Les résultats dans le Missouri et l’Indiana sont particulièrement frappants, alors que les républicains soutenus par le Tea Party y avaient remporté les primaires âprement contestées, pour ensuite perdre les campagnes électorales générales alors qu’ils étaient fortement favorisés pour gagner.

Plus que jamais, il est clair que le Tea Party a été créé par certaines sections des médias et de l’élite entrepreneuriale à la suite de l’effondrement républicain en 2008 comme un instrument pour faire passer des politiques d’extrême droite et déplacer le spectre politique officiel vers la droite. En dépit de l’énorme publicité donnée à ce groupe d’extrême droite, son soutien populaire reste négligeable.

Les véritables positions du Tea Party – le chauvinisme anti-immigrant, le militarisme, l’élimination des programmes sociaux gouvernementaux, la suppression de tous les règlements sur le monde des affaires – répugnent la grande majorité de la population.

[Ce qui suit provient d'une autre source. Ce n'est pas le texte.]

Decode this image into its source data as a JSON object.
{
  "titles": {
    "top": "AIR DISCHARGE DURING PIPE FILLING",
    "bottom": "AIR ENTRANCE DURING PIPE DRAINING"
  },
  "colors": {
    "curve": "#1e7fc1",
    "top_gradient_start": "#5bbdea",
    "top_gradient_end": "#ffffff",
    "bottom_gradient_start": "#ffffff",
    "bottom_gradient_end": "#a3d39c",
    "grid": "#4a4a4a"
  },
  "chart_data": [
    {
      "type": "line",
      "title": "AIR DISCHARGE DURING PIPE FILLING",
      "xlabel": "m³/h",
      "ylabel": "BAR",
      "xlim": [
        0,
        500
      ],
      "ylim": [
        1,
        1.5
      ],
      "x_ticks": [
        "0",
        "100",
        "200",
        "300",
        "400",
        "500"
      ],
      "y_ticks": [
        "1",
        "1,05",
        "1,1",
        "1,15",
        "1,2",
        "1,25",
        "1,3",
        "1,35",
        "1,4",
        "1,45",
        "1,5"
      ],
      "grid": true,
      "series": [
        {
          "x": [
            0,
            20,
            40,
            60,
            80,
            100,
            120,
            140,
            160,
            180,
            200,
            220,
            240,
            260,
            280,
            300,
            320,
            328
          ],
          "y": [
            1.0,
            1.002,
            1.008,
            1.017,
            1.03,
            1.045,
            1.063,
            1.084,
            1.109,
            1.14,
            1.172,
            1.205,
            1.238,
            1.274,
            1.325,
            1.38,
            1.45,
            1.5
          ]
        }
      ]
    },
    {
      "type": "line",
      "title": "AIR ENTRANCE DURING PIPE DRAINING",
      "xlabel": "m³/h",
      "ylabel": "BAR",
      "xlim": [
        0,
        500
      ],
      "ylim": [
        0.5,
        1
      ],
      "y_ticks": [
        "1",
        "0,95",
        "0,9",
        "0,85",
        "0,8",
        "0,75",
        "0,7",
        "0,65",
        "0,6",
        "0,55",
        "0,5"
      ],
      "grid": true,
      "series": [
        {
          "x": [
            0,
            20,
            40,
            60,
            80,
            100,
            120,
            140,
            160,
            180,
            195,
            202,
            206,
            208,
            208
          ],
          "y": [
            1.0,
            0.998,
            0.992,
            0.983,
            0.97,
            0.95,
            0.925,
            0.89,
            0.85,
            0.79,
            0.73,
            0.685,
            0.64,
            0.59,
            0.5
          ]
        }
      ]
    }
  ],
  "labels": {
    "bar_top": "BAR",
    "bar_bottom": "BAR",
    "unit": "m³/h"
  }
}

Les sondages effectués à la sortie du scrutin ont montré, par exemple, que 65 % de ceux qui ont voté en 2012 favorisaient l’octroi du statut légal aux travailleurs immigrés sans papiers, alors que seulement 28 % d’entre eux favorisaient leur déportation massive.

Comme toujours, les démocrates vont interpréter leur victoire dans les termes les plus sobres et conservateurs. La dernière chose qu’ils veulent, c’est bien un mandat pour s’opposer à la ploutocratie, car ils servent les mêmes intérêts des entreprises. Ils vont tendre le rameau d’olivier aux républicains et permettre à la Chambre contrôlée par ceux-ci de fixer l’ordre du jour à Washington, comme c’est le cas depuis ces deux dernières années.

Le résultat des élections aux 435 sièges à la Chambre n’a pratiquement rien changé, les démocrates ayant regagné quelques sièges perdus en 2010, en particulier dans le Nord-Est, en Illinois, en Floride et en Californie, tandis qu’ils en ont perdu quelques autres éparpillés ailleurs dans le Sud et dans le Midwest. Ils ont certes terminé avec un gain net d’une poignée de sièges, mais ils restent loin des 25 sièges supplémentaires requis pour gagner le contrôle de la Chambre.

La Maison-Blanche n’a fait pratiquement aucun effort pour élire une Chambre contrôlée par les démocrates, le président s’étant limité à préparer un appel téléphonique enregistré pour offrir son soutien personnel à un seul candidat démocrate au Congrès.

La réaction des porte-paroles des deux partis a démontré l’agressivité continue de la droite républicaine, en dépit de la défaite présidentielle, de même que le désir intact des démocrates de s’entendre avec les républicains : John Boehner, président de la Chambre et républicain le plus important à Washington, a déclaré que l’élection ne constituait « pas un mandat pour augmenter les impôts » ; Julian Castro, choisi par Obama en tant que conférencier d’honneur lors de la convention démocrate, a pour sa part déclaré que l’élection était « un mandat pour le compromis ».